Demandez à la bonne Mère de comprendre cela. Elle le comprenait si admirablement elle‑même! J'ai vu cela à la Visitation de Troyes pendant 40 ans. Entrez à la Visitation, vous serez frappé de la pauvreté qui règne partout. À la dépense, à la lingerie, il n'y a que de vieilles armoires. C'est ce qui m'a édifié le plus. Cela agrandit l'âme et la rapproche de Dieu. Le détachement de la créature rapproche du Créateur. Pourquoi saint François d'Assise a‑t‑il été stigmatisé? Pourquoi est‑il devenu le patriarche d'une famille aussi nombreuse que les étoiles du ciel? C'était la récompense de son amour pour la pauvreté. Tâchons de faire ces choses‑là.
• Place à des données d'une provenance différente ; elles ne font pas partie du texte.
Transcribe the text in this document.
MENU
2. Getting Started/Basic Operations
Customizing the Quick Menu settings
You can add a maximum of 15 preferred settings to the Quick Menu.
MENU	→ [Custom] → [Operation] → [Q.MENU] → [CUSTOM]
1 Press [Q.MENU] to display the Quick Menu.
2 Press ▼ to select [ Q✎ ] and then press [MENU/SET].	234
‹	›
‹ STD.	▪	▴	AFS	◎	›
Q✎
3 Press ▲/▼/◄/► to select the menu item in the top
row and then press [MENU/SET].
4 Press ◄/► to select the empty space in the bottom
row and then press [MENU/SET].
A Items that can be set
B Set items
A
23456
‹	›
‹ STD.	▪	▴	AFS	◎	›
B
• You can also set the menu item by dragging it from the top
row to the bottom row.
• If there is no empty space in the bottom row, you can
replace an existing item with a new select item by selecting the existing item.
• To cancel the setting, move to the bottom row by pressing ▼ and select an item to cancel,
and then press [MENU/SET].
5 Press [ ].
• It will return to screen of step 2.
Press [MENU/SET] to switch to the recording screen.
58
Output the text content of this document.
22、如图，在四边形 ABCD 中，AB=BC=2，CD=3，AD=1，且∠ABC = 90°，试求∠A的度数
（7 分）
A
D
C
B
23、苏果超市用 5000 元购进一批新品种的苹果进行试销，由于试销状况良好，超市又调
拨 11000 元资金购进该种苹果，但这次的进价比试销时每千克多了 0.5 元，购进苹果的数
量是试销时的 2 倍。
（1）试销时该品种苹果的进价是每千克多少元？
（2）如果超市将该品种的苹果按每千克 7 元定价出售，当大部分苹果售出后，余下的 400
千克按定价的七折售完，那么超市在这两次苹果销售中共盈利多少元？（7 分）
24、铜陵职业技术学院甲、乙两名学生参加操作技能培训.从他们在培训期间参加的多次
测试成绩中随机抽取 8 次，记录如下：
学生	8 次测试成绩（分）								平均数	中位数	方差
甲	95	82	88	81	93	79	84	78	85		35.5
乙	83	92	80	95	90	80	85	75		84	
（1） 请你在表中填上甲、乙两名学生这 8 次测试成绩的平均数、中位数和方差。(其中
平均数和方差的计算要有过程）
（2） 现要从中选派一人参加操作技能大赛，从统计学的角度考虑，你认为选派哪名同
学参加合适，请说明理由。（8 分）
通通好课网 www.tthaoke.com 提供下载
“Et l'aide que le postulant peut lui apporter” — Vous pouvez aider la communauté par votre travail personnel, par votre charge aussi et votre emploi. Vous êtes professeur, surveillant, vous faites une besogne manuelle quelconque, faites tout cela en esprit de pauvreté et de générosité. C'est une dette que vous payez à la communauté, et c'est Dieu aussi qui contracte à votre égard une dette qu'il paiera largement. Dieu paie largement. Que voulez‑vous que Dieu donne de plus sur la terre? Le bon religieux reçoit plus de Dieu et est plus gratifié ici‑bas que s'il était l'empereur de Russie lui‑même. Il aura une plus grande place au ciel. Dès maintenant, sur la terre, il est l'objet des attentions divines plus que tout autre. Notre-Seigneur le prend pour l'instruire et lui révéler les secrets de son cœur. Il est certain que quand Notre-Seigneur dit à une âme: “Viens à ma suite”, il ne peut pas faire davantage pour elle, tout Dieu qu'il est. Quand on juge superficiellement et sans réflexion, cela ne paraît pas. Mais regardez bien jusqu'au fond: cette prévenance de Dieu, c'est tout, tout ce que vous pouvez imaginer de bon, de grand, d'heureux, et au-delà, bien au-delà! Dieu ne peut donner à aucun de nous rien de meilleur, rien qui aille plus au fond de nos besoins surnaturels. Cela vaut bien la peine que l'on essaie de faire quelque chose pour lui.